I have been watching a lot of TV. In an effort to keep expenses to a minimum until my pension kicks I watch a lot of, far too much of TV. Lately everything I watch that has families makes me cry. I have always been a weeper during movies, documentaries, and TV shows. My daughter didn't like to go the movie with me because I would laugh when no else did. I told her it wasn't my fault that I got the joke and the rest of audience didn't. 

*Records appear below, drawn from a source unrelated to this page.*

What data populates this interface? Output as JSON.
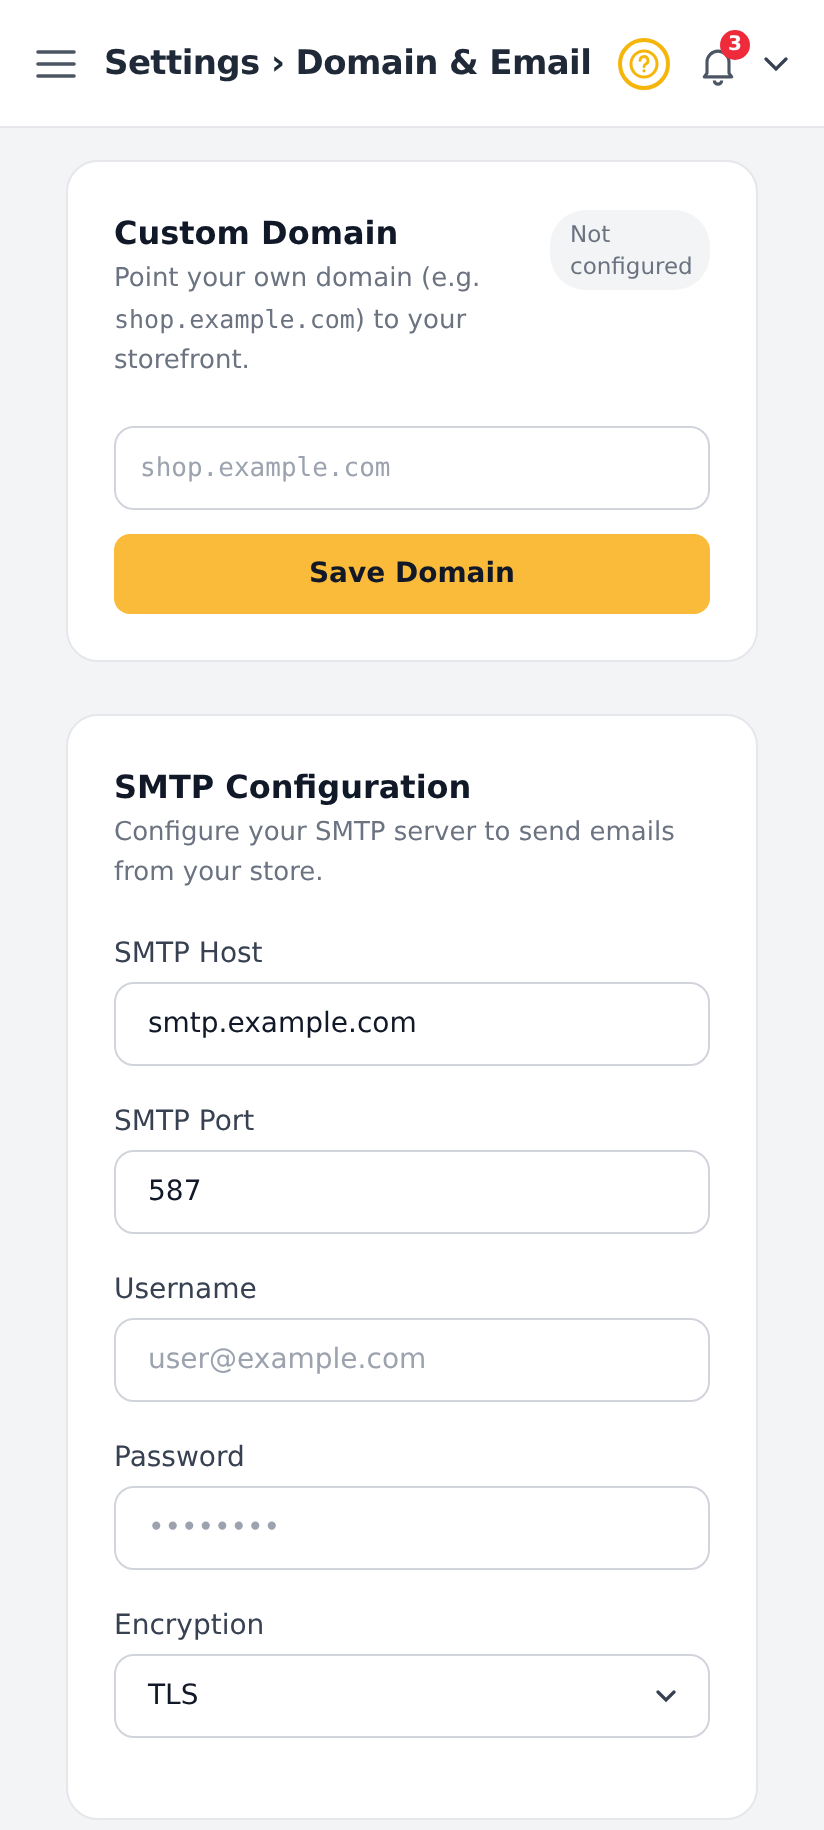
{
  "header": {
    "breadcrumb": "Settings › Domain & Email",
    "notification_count": "3"
  },
  "custom_domain": {
    "title": "Custom Domain",
    "status": "Not configured",
    "description_before": "Point your own domain (e.g. ",
    "description_code": "shop.example.com",
    "description_after": ") to your storefront.",
    "input_placeholder": "shop.example.com",
    "button": "Save Domain"
  },
  "smtp": {
    "title": "SMTP Configuration",
    "description": "Configure your SMTP server to send emails from your store.",
    "fields": [
      {
        "label": "SMTP Host",
        "kind": "text",
        "value": "smtp.example.com"
      },
      {
        "label": "SMTP Port",
        "kind": "text",
        "value": "587"
      },
      {
        "label": "Username",
        "kind": "text",
        "placeholder": "user@example.com"
      },
      {
        "label": "Password",
        "kind": "password",
        "placeholder": "••••••••"
      },
      {
        "label": "Encryption",
        "kind": "select",
        "value": "TLS"
      }
    ]
  }
}
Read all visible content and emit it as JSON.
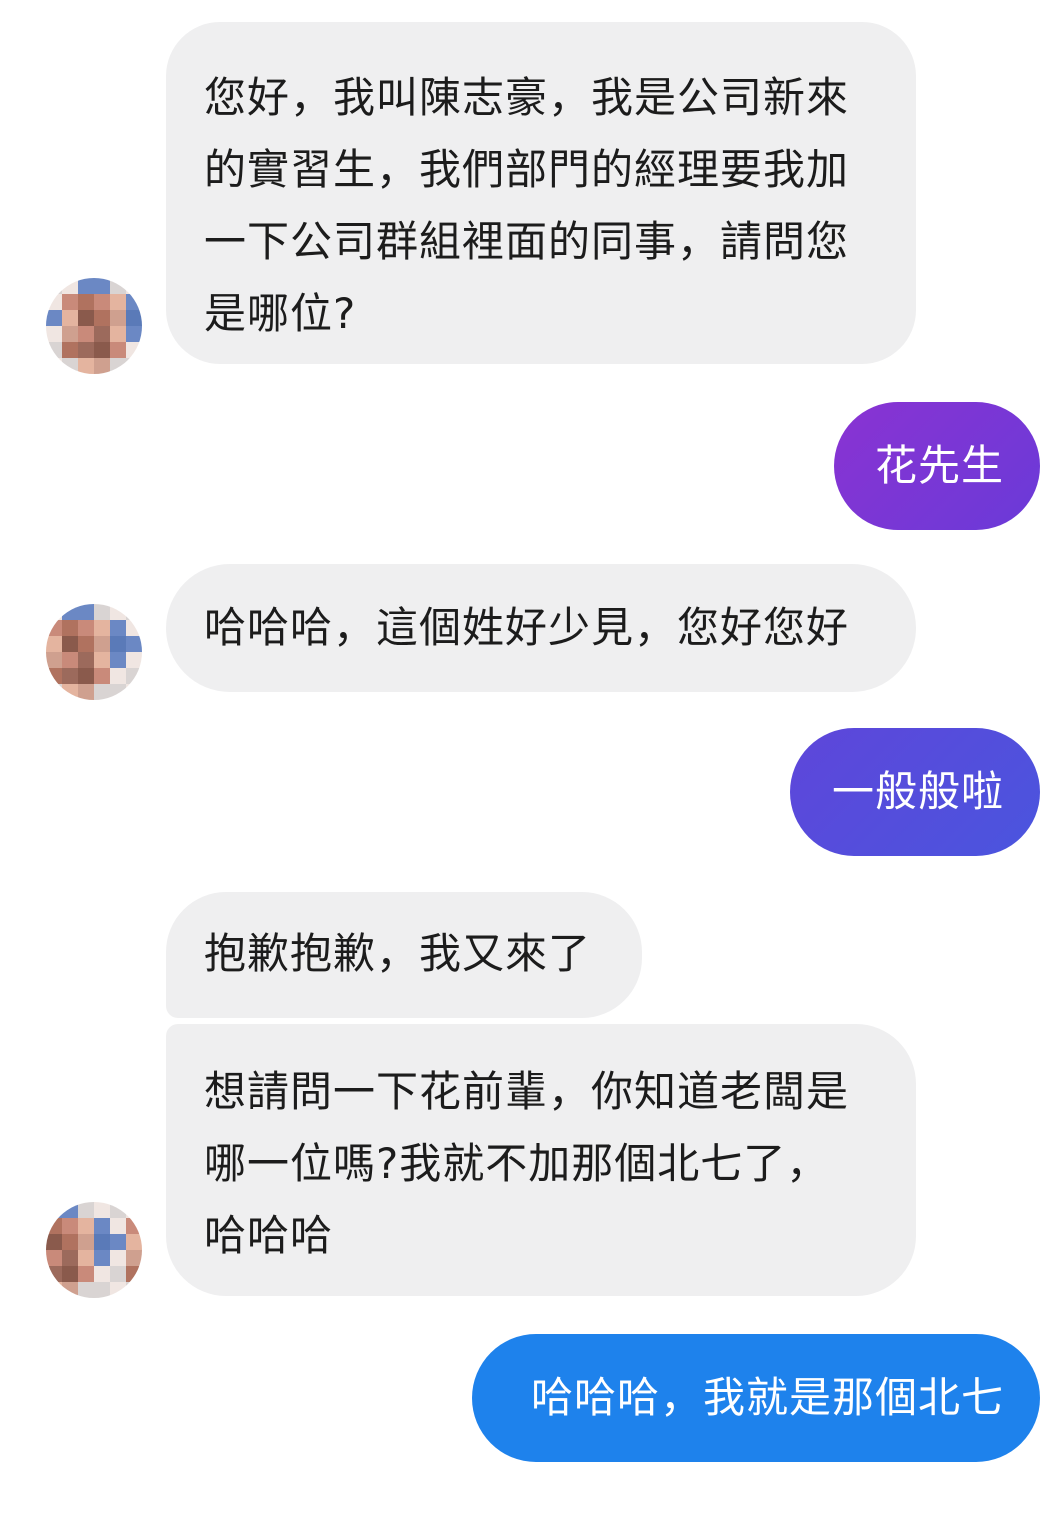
{
  "messages": [
    {
      "from": "contact",
      "lines": [
        "您好，我叫陳志豪，我是公司新來",
        "的實習生，我們部門的經理要我加",
        "一下公司群組裡面的同事，請問您",
        "是哪位?"
      ]
    },
    {
      "from": "me",
      "text": "花先生"
    },
    {
      "from": "contact",
      "lines": [
        "哈哈哈，這個姓好少見，您好您好"
      ]
    },
    {
      "from": "me",
      "text": "一般般啦"
    },
    {
      "from": "contact",
      "lines": [
        "抱歉抱歉，我又來了"
      ]
    },
    {
      "from": "contact",
      "lines": [
        "想請問一下花前輩，你知道老闆是",
        "哪一位嗎?我就不加那個北七了，",
        "哈哈哈"
      ]
    },
    {
      "from": "me",
      "text": "哈哈哈，我就是那個北七"
    }
  ],
  "colors": {
    "incoming_bubble": "#efeff0",
    "incoming_text": "#1c1c1c",
    "outgoing_text": "#ffffff",
    "outgoing_purple": "#7a36d6",
    "outgoing_indigo": "#5a49dc",
    "outgoing_blue": "#1e82ec"
  },
  "avatar": {
    "icon": "pixelated-contact-avatar-icon",
    "palette": [
      "#c98a7a",
      "#b0725f",
      "#e4b49f",
      "#8a5a4c",
      "#d9d4d3",
      "#6b88c4",
      "#f0e6e2",
      "#9c6a5c",
      "#cfa08f",
      "#5a7ab8"
    ]
  }
}
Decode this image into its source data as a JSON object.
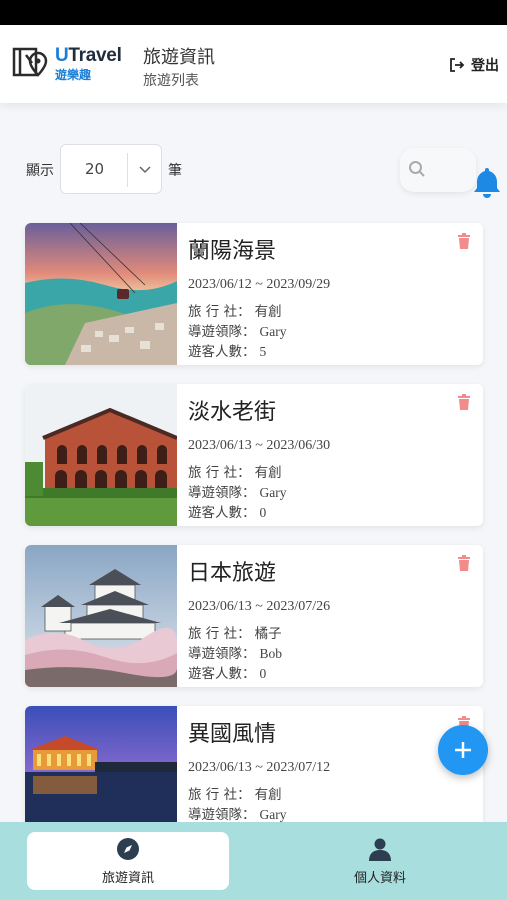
{
  "app": {
    "logo_text_u": "U",
    "logo_text_rest": "Travel",
    "logo_sub": "遊樂趣",
    "title": "旅遊資訊",
    "subtitle": "旅遊列表",
    "logout_label": "登出"
  },
  "toolbar": {
    "show_label": "顯示",
    "page_size": "20",
    "unit_label": "筆"
  },
  "labels": {
    "agency": "旅 行 社：",
    "guide": "導遊領隊：",
    "visitors": "遊客人數："
  },
  "tours": [
    {
      "title": "蘭陽海景",
      "date": "2023/06/12 ~ 2023/09/29",
      "agency": "有創",
      "guide": "Gary",
      "visitors": "5"
    },
    {
      "title": "淡水老街",
      "date": "2023/06/13 ~ 2023/06/30",
      "agency": "有創",
      "guide": "Gary",
      "visitors": "0"
    },
    {
      "title": "日本旅遊",
      "date": "2023/06/13 ~ 2023/07/26",
      "agency": "橘子",
      "guide": "Bob",
      "visitors": "0"
    },
    {
      "title": "異國風情",
      "date": "2023/06/13 ~ 2023/07/12",
      "agency": "有創",
      "guide": "Gary",
      "visitors": ""
    }
  ],
  "nav": {
    "tour_info": "旅遊資訊",
    "profile": "個人資料"
  },
  "colors": {
    "accent": "#2196f3",
    "nav_bg": "#a8dede",
    "trash": "#f28b8b"
  }
}
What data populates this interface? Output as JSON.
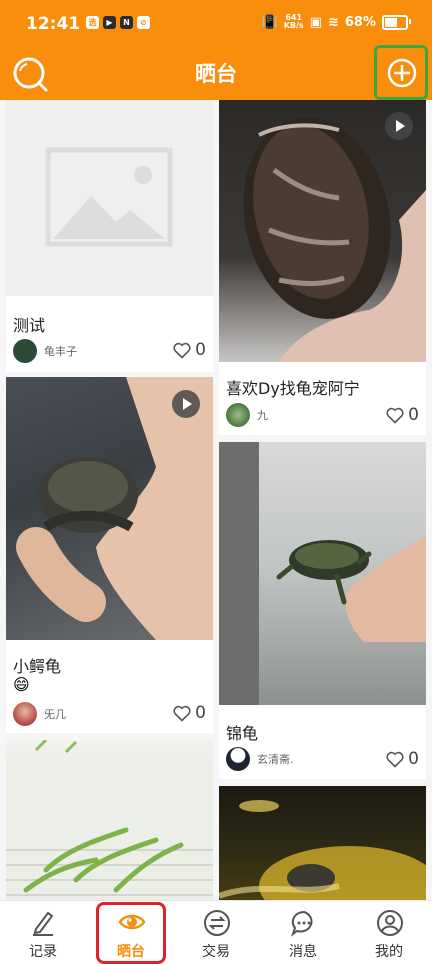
{
  "status_bar": {
    "time": "12:41",
    "net_speed_value": "641",
    "net_speed_unit": "KB/s",
    "battery": "68%",
    "battery_level": 0.68
  },
  "header": {
    "title": "晒台",
    "search_icon": "search-icon",
    "add_icon": "plus-circle-icon"
  },
  "feed": {
    "left": [
      {
        "caption": "测试",
        "emoji": "",
        "author": "龟丰子",
        "likes": "0",
        "has_video": false
      },
      {
        "caption": "小鳄龟",
        "emoji": "😄",
        "author": "旡几",
        "likes": "0",
        "has_video": true
      },
      {
        "caption": "",
        "emoji": "",
        "author": "",
        "likes": "",
        "has_video": false
      }
    ],
    "right": [
      {
        "caption": "喜欢Dy找龟宠阿宁",
        "emoji": "",
        "author": "九",
        "likes": "0",
        "has_video": true
      },
      {
        "caption": "锦龟",
        "emoji": "",
        "author": "玄清斋.",
        "likes": "0",
        "has_video": false
      },
      {
        "caption": "",
        "emoji": "",
        "author": "",
        "likes": "",
        "has_video": false
      }
    ]
  },
  "bottom_nav": {
    "items": [
      {
        "label": "记录",
        "icon": "pen-icon"
      },
      {
        "label": "晒台",
        "icon": "eye-icon",
        "active": true
      },
      {
        "label": "交易",
        "icon": "exchange-icon"
      },
      {
        "label": "消息",
        "icon": "chat-bubble-icon"
      },
      {
        "label": "我的",
        "icon": "user-icon"
      }
    ]
  },
  "colors": {
    "brand": "#f98e0c",
    "highlight_add": "#3ea63e",
    "highlight_tab": "#e0202b"
  }
}
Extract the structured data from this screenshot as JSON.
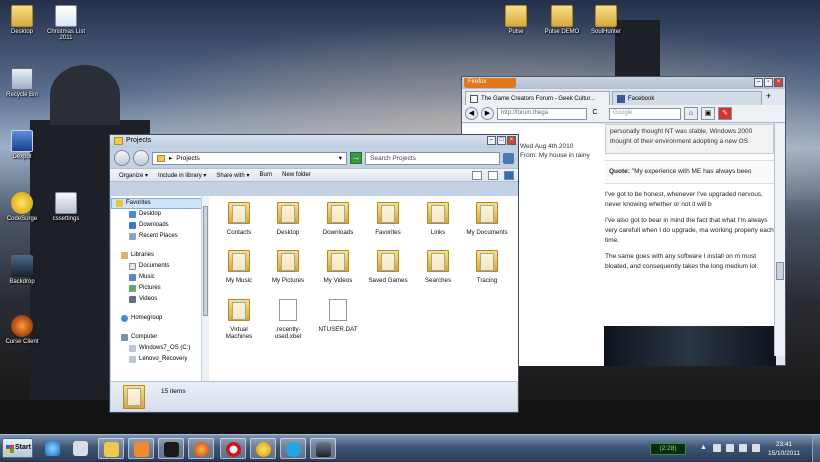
{
  "desktop": {
    "icons": [
      {
        "label": "Desktop",
        "icon": "folder-icon"
      },
      {
        "label": "Christmas List 2011",
        "icon": "word-doc-icon"
      },
      {
        "label": "Recycle Bin",
        "icon": "recycle-bin-icon"
      },
      {
        "label": "Dexpot",
        "icon": "dexpot-icon"
      },
      {
        "label": "CodeSurge",
        "icon": "codesurge-icon"
      },
      {
        "label": "cssettings",
        "icon": "settings-icon"
      },
      {
        "label": "Backdrop",
        "icon": "backdrop-icon"
      },
      {
        "label": "Curse Client",
        "icon": "curse-client-icon"
      },
      {
        "label": "Pulse",
        "icon": "folder-icon"
      },
      {
        "label": "Pulse DEMO",
        "icon": "folder-icon"
      },
      {
        "label": "SoulHunter",
        "icon": "folder-icon"
      }
    ]
  },
  "browser": {
    "menu_button": "Firefox",
    "tabs": [
      {
        "label": "The Game Creators Forum - Geek Cultur...",
        "icon": "page-icon"
      },
      {
        "label": "Facebook",
        "icon": "facebook-icon"
      }
    ],
    "url": "http://forum.thega",
    "search_placeholder": "Google",
    "post_meta": [
      "Wed Aug 4th 2010",
      "From: My house in rainy"
    ],
    "quote_box_text": "personally thought NT was stable, Windows 2000 thought of their environment adopting a new OS",
    "quote_line_label": "Quote:",
    "quote_line_text": "\"My experience with ME has always been",
    "paragraphs": [
      "I've got to be honest, whenever I've upgraded nervous, never knowing whether or not it will b",
      "I've also got to bear in mind the fact that what I'm always very carefull when I do upgrade, ma working properly each time.",
      "The same goes with any software I install on m most bloated, and consequently takes the long medium lol."
    ]
  },
  "explorer": {
    "title": "Projects",
    "address": "Projects",
    "search_placeholder": "Search Projects",
    "commands": [
      "Organize",
      "Include in library",
      "Share with",
      "Burn",
      "New folder"
    ],
    "nav": {
      "favorites": "Favorites",
      "favorite_items": [
        "Desktop",
        "Downloads",
        "Recent Places"
      ],
      "libraries": "Libraries",
      "library_items": [
        "Documents",
        "Music",
        "Pictures",
        "Videos"
      ],
      "homegroup": "Homegroup",
      "computer": "Computer",
      "computer_items": [
        "Windows7_OS (C:)",
        "Lenovo_Recovery"
      ]
    },
    "items": [
      {
        "label": "Contacts",
        "icon": "contacts-folder-icon"
      },
      {
        "label": "Desktop",
        "icon": "desktop-folder-icon"
      },
      {
        "label": "Downloads",
        "icon": "downloads-folder-icon"
      },
      {
        "label": "Favorites",
        "icon": "favorites-folder-icon"
      },
      {
        "label": "Links",
        "icon": "links-folder-icon"
      },
      {
        "label": "My Documents",
        "icon": "documents-folder-icon"
      },
      {
        "label": "My Music",
        "icon": "music-folder-icon"
      },
      {
        "label": "My Pictures",
        "icon": "pictures-folder-icon"
      },
      {
        "label": "My Videos",
        "icon": "videos-folder-icon"
      },
      {
        "label": "Saved Games",
        "icon": "saved-games-folder-icon"
      },
      {
        "label": "Searches",
        "icon": "searches-folder-icon"
      },
      {
        "label": "Tracing",
        "icon": "folder-icon"
      },
      {
        "label": "Virtual Machines",
        "icon": "folder-icon"
      },
      {
        "label": ".recently-used.xbel",
        "icon": "file-icon"
      },
      {
        "label": "NTUSER.DAT",
        "icon": "file-icon"
      }
    ],
    "status": "15 items"
  },
  "taskbar": {
    "start": "Start",
    "timer": "(2:28)",
    "time": "23:41",
    "date": "15/10/2011",
    "apps": [
      "internet-explorer-icon",
      "media-app-icon",
      "windows-explorer-icon",
      "media-player-icon",
      "pen-tool-icon",
      "firefox-icon",
      "opera-icon",
      "codesurge-icon",
      "skype-icon",
      "game-icon"
    ]
  }
}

Families have an interesting position in films and TV. Nearly all are far more interesting than mine. That is the nature of the beast, because these made up families much hold the attention of a variety of viewers. The more complicated and darker families dwelled on daytime TV for the most, with the happy and positive families living on sitcoms. I Love Lucy was favorite in my home when I was young. It came as no surprise to me that slept in twin beds, because my parents didn't even sleep in the same bedroom. That was normal to me, "Your dad snores so loudly I can't sleep." Was the answer I received when I asked, I have no memory of asking however. My family was typical white middle class of the 50s and 60s, though my mother did work outside the home and I had a nanny. Watching TV during the 60s I saw reflections of myself and my family. Until other races started popping in sitcoms during the 70s I never thought about other races. There were none, other than the Chinese family who owned the Chinese restaurant, in my frame. 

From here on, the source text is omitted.